The One I Left Behind by Jennifer McMahon


The One I Left Behind

By: Jennifer McMahon
Published date: January 2013

Overall Rating: 3 out of 5

What is it about the winter holiday season that makes me want to escape in a murder mystery? Could it be a little escapist fantasy caused by visiting relatives? (Spoiler: It’s 100% the visiting relatives.) In any case, I found myself looking for a good story of murder and mayhem earlier this month, and stumbled across Jennifer McMahon almost completely by accident. I’m really glad that I did!

The One I Left Behind is the story of a Reggie, a woman who finds herself looking back on her childhood when her mother suddenly and unexpectedly reappears in her life after more than twenty years. When Reggie was a teenager, her mother, Vera, was the final target of a serial killer stalking women of their small town. After Vera’s hand was delivered to the police station, she was presumed dead and the serial killer finally went dormant. With her reappearance, Reggie finds herself investigating the original crime and suspecting those closest to her of terrible crimes.

McMahon sets up this book fantastically, simultaneously laying out the events of the summer Vera first went missing (in 1985) and the events of the current day. She is so skilled in slowly letting information seep through in both timelines that I was taken completely by surprise by some of the twists of the story. At the same time, since both stories are filtered through Reggie’s eyes, we are given a glimpse at how a story can be shaped by its teller (and also how Reggie herself grows up clearly changed by the trauma of her youth). The storytelling in this book is consistently gripping, but it does have some faults.

The biggest issue I found with this book was that there are a number of plot ideas that are introduced, but never really followed up one.

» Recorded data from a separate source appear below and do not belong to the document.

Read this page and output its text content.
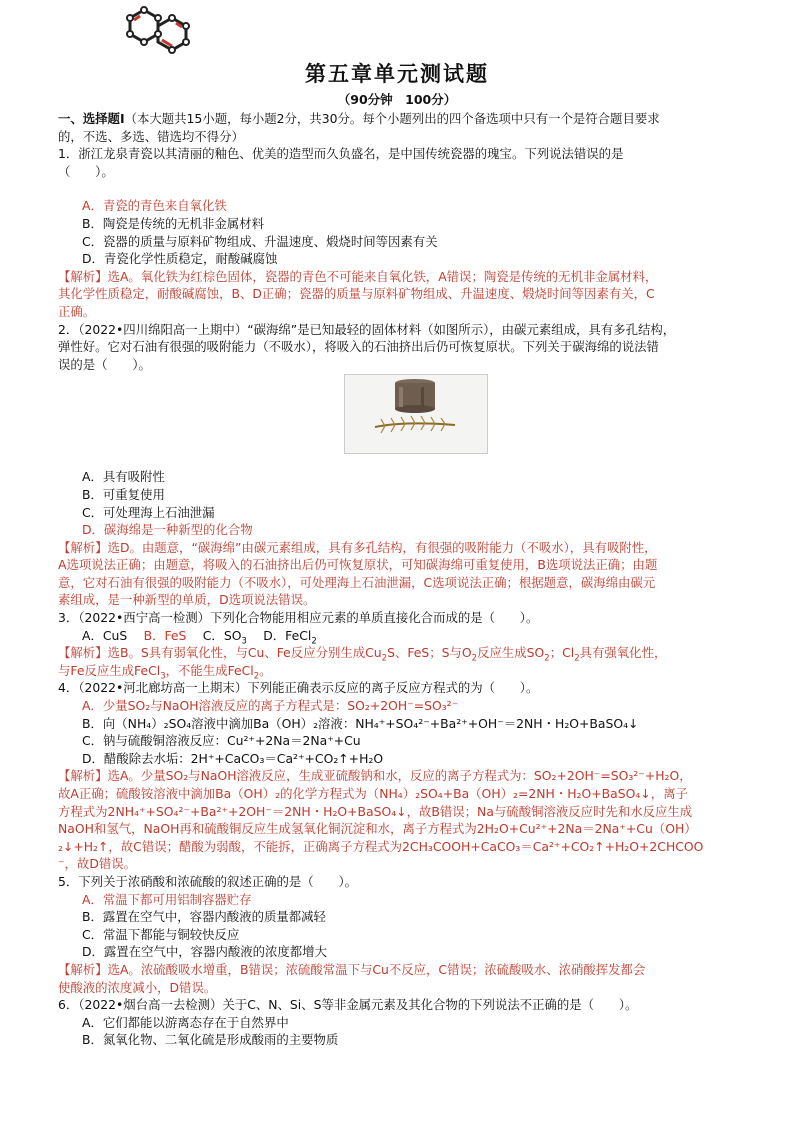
第五章单元测试题
（90分钟　100分）

一、选择题Ⅰ（本大题共15小题，每小题2分，共30分。每个小题列出的四个备选项中只有一个是符合题目要求

的，不选、多选、错选均不得分）

1．浙江龙泉青瓷以其清丽的釉色、优美的造型而久负盛名，是中国传统瓷器的瑰宝。下列说法错误的是

（　　）。

A．青瓷的青色来自氧化铁

B．陶瓷是传统的无机非金属材料

C．瓷器的质量与原料矿物组成、升温速度、煅烧时间等因素有关

D．青瓷化学性质稳定，耐酸碱腐蚀

【解析】选A。氧化铁为红棕色固体，瓷器的青色不可能来自氧化铁，A错误；陶瓷是传统的无机非金属材料，

其化学性质稳定，耐酸碱腐蚀，B、D正确；瓷器的质量与原料矿物组成、升温速度、煅烧时间等因素有关，C

正确。

2．（2022•四川绵阳高一上期中）“碳海绵”是已知最轻的固体材料（如图所示），由碳元素组成，具有多孔结构，

弹性好。它对石油有很强的吸附能力（不吸水），将吸入的石油挤出后仍可恢复原状。下列关于碳海绵的说法错

误的是（　　）。

A．具有吸附性

B．可重复使用

C．可处理海上石油泄漏

D．碳海绵是一种新型的化合物

【解析】选D。由题意，“碳海绵”由碳元素组成，具有多孔结构，有很强的吸附能力（不吸水），具有吸附性，

A选项说法正确；由题意，将吸入的石油挤出后仍可恢复原状，可知碳海绵可重复使用，B选项说法正确；由题

意，它对石油有很强的吸附能力（不吸水），可处理海上石油泄漏，C选项说法正确；根据题意，碳海绵由碳元

素组成，是一种新型的单质，D选项说法错误。

3．（2022•西宁高一检测）下列化合物能用相应元素的单质直接化合而成的是（　　）。

A．CuS　 B．FeS　 C．$SO_3$　 D．FeCl$_2$

【解析】选B。S具有弱氧化性，与Cu、Fe反应分别生成$Cu_2S$、FeS；S与$O_2$反应生成$SO_2$；$Cl_2$具有强氧化性，

与Fe反应生成FeCl$_3$，不能生成FeCl$_2$。

4．（2022•河北廊坊高一上期末）下列能正确表示反应的离子反应方程式的为（　　）。

A．少量SO₂与NaOH溶液反应的离子方程式是：SO₂+2OH⁻=SO₃²⁻

B．向（NH₄）₂SO₄溶液中滴加Ba（OH）₂溶液：NH₄⁺+SO₄²⁻+Ba²⁺+OH⁻＝2NH・H₂O+BaSO₄↓

C．钠与硫酸铜溶液反应：Cu²⁺+2Na＝2Na⁺+Cu

D．醋酸除去水垢：2H⁺+CaCO₃＝Ca²⁺+CO₂↑+H₂O

【解析】选A。少量SO₂与NaOH溶液反应，生成亚硫酸钠和水，反应的离子方程式为：SO₂+2OH⁻=SO₃²⁻+H₂O，

故A正确；硫酸铵溶液中滴加Ba（OH）₂的化学方程式为（NH₄）₂SO₄+Ba（OH）₂=2NH・H₂O+BaSO₄↓，离子

方程式为2NH₄⁺+SO₄²⁻+Ba²⁺+2OH⁻＝2NH・H₂O+BaSO₄↓，故B错误；Na与硫酸铜溶液反应时先和水反应生成

NaOH和氢气，NaOH再和硫酸铜反应生成氢氧化铜沉淀和水，离子方程式为2H₂O+Cu²⁺+2Na＝2Na⁺+Cu（OH）

₂↓+H₂↑，故C错误；醋酸为弱酸，不能拆，正确离子方程式为2CH₃COOH+CaCO₃＝Ca²⁺+CO₂↑+H₂O+2CHCOO

⁻，故D错误。

5．下列关于浓硝酸和浓硫酸的叙述正确的是（　　）。

A．常温下都可用铝制容器贮存

B．露置在空气中，容器内酸液的质量都减轻

C．常温下都能与铜较快反应

D．露置在空气中，容器内酸液的浓度都增大

【解析】选A。浓硫酸吸水增重，B错误；浓硫酸常温下与Cu不反应，C错误；浓硫酸吸水、浓硝酸挥发都会

使酸液的浓度减小，D错误。

6．（2022•烟台高一去检测）关于C、N、Si、S等非金属元素及其化合物的下列说法不正确的是（　　）。

A．它们都能以游离态存在于自然界中

B．氮氧化物、二氧化硫是形成酸雨的主要物质
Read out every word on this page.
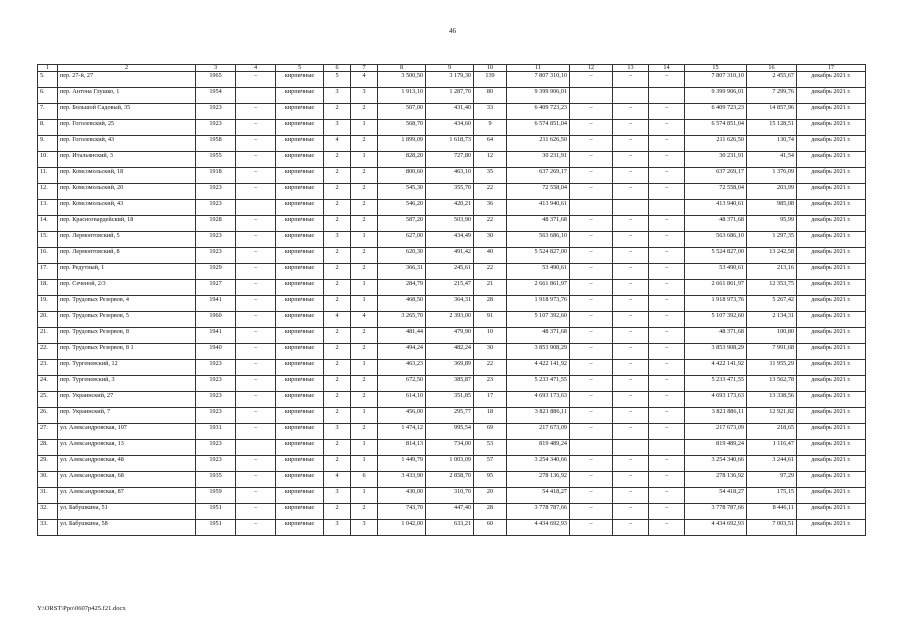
46
1	2	3	4	5	6	7	8	9	10	11	12	13	14	15	16	17
5.	пер. 27-й, 27	1965	–	кирпичные	5	4	3 500,50	3 179,30	139	7 807 310,10	–	–	–	7 807 310,10	2 455,67	декабрь 2021 г.
6.	пер. Антона Глушко, 1	1954		кирпичные	3	3	1 913,10	1 287,70	80	9 399 906,01				9 399 906,01	7 299,76	декабрь 2021 г.
7.	пер. Большой Садовый, 35	1923	–	кирпичные	2	2	507,00	431,40	33	6 409 723,23	–	–	–	6 409 723,23	14 857,96	декабрь 2021 г.
8.	пер. Гоголевский, 25	1923	–	кирпичные	3	1	568,70	434,60	9	6 574 851,04	–	–	–	6 574 851,04	15 128,51	декабрь 2021 г.
9.	пер. Гоголевский, 43	1958	–	кирпичные	4	2	1 899,09	1 618,73	64	211 626,50	–	–	–	211 626,50	130,74	декабрь 2021 г.
10.	пер. Итальянский, 3	1955	–	кирпичные	2	1	828,20	727,80	12	30 231,91	–	–	–	30 231,91	41,54	декабрь 2021 г.
11.	пер. Комсомольский, 18	1918	–	кирпичные	2	2	800,60	463,10	35	637 269,17	–	–	–	637 269,17	1 376,09	декабрь 2021 г.
12.	пер. Комсомольский, 20	1923	–	кирпичные	2	2	545,30	355,70	22	72 558,04	–	–	–	72 558,04	203,99	декабрь 2021 г.
13.	пер. Комсомольский, 43	1923		кирпичные	2	2	546,20	420,21	36	413 940,61				413 940,61	985,08	декабрь 2021 г.
14.	пер. Красногвардейский, 18	1928	–	кирпичные	2	2	587,20	503,90	22	48 371,68	–	–	–	48 371,68	95,99	декабрь 2021 г.
15.	пер. Лермонтовский, 5	1923	–	кирпичные	3	1	627,00	434,49	30	563 686,10	–	–	–	563 686,10	1 297,35	декабрь 2021 г.
16.	пер. Лермонтовский, 8	1923	–	кирпичные	2	2	620,30	491,42	40	5 524 827,00	–	–	–	5 524 827,00	13 242,58	декабрь 2021 г.
17.	пер. Редутный, 1	1929	–	кирпичные	2	2	366,31	245,61	22	53 490,61	–	–	–	53 490,61	213,16	декабрь 2021 г.
18.	пер. Сеченой, 2/3	1927	–	кирпичные	2	1	284,79	215,47	21	2 661 861,97	–	–	–	2 661 861,97	12 353,75	декабрь 2021 г.
19.	пер. Трудовых Резервов, 4	1941	–	кирпичные	2	1	468,50	364,31	28	1 918 973,76	–	–	–	1 918 973,76	5 267,42	декабрь 2021 г.
20.	пер. Трудовых Резервов, 5	1960	–	кирпичные	4	4	3 265,70	2 393,00	91	5 107 392,60	–	–	–	5 107 392,60	2 134,31	декабрь 2021 г.
21.	пер. Трудовых Резервов, 8	1941	–	кирпичные	2	2	481,44	479,90	10	48 371,68	–	–	–	48 371,68	100,80	декабрь 2021 г.
22.	пер. Трудовых Резервов, 8 1	1940	–	кирпичные	2	2	494,24	482,24	30	3 853 908,29	–	–	–	3 853 908,29	7 991,68	декабрь 2021 г.
23.	пер. Тургеневский, 12	1923	–	кирпичные	2	1	463,23	369,89	22	4 422 141,92	–	–	–	4 422 141,92	11 955,29	декабрь 2021 г.
24.	пер. Тургеневский, 3	1923	–	кирпичные	2	2	672,50	385,87	23	5 233 471,55	–	–	–	5 233 471,55	13 562,78	декабрь 2021 г.
25.	пер. Украинский, 27	1923	–	кирпичные	2	2	614,10	351,85	17	4 693 173,63	–	–	–	4 693 173,63	13 338,56	декабрь 2021 г.
26.	пер. Украинский, 7	1923	–	кирпичные	2	1	456,00	295,77	18	3 821 886,11	–	–	–	3 821 886,11	12 921,82	декабрь 2021 г.
27.	ул. Александровская, 107	1931	–	кирпичные	3	2	1 474,12	995,54	69	217 673,09	–	–	–	217 673,09	218,65	декабрь 2021 г.
28.	ул. Александровская, 13	1923		кирпичные	2	1	814,13	734,00	53	819 489,24				819 489,24	1 116,47	декабрь 2021 г.
29.	ул. Александровская, 48	1923	–	кирпичные	2	1	1 449,79	1 003,09	57	3 254 340,66	–	–	–	3 254 340,66	3 244,61	декабрь 2021 г.
30.	ул. Александровская, 68	1935	–	кирпичные	4	6	3 433,90	2 858,70	95	278 136,92	–	–	–	278 136,92	97,29	декабрь 2021 г.
31.	ул. Александровская, 87	1959	–	кирпичные	3	1	430,00	310,70	20	54 418,27	–	–	–	54 418,27	175,15	декабрь 2021 г.
32.	ул. Бабушкина, 51	1951	–	кирпичные	2	2	743,70	447,40	28	3 778 787,66	–	–	–	3 778 787,66	8 446,11	декабрь 2021 г.
33.	ул. Бабушкина, 58	1951	–	кирпичные	3	3	1 042,00	633,21	60	4 434 692,93	–	–	–	4 434 692,93	7 003,51	декабрь 2021 г.
Y:\ORST\Ppo\0607p425.f21.docx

A big one of these is Tara, a childhood friend of Reggie’s who reappears in her life with little explanation of what brought her there. Little explanation really at all for what happened to her in the 25 years since they’d last met, and since she ends up playing an important role in both timelines, this is a little confusing. It feels like McMahon needed a warm body in the present, so she’s hauled back in, but without an attention paid to how or why. Other loose plot points exist as well, and none are so bad as to really hurt the book substantially, but if fully realized could certainly have helped make it feel more cohesive.

Despite that, I still really enjoyed this book. Funny enough, it wasn’t at all what I was initially looking for. I wanted a completely pulpy, a little bit trashy, mystery to entertain me around the bustle of the holidays. This book, while very entertaining, is not at all that; the writing is surprisingly beautiful in places and much more literary than I had expected. In addition to the surface plot of a killer and his victims and how that killer might be found and brought to justice, the book covers so many universal ideas. There are investigations of relationships, whether romantic, familial, friendly, or unrequited, and how they shape us and our decisions (and even how those relationships that are long over can cause us to make bad decisions in our daily lives). There is a hard look at what homecoming means when “home” is a place that isn’t wholly positive. There is facing down horrible things you did when you were younger from a position of the older and wiser.

I recommend this book for anyone who wants a decent, meaty mystery (although perhaps not so much for those with matricidal fantasies brought on by holiday stress). The writing is fast-paced and interesting, and the overall plot is new and unexpected. She’s got a decent catalog of other works as well, so I’d love to hear any further recommendations!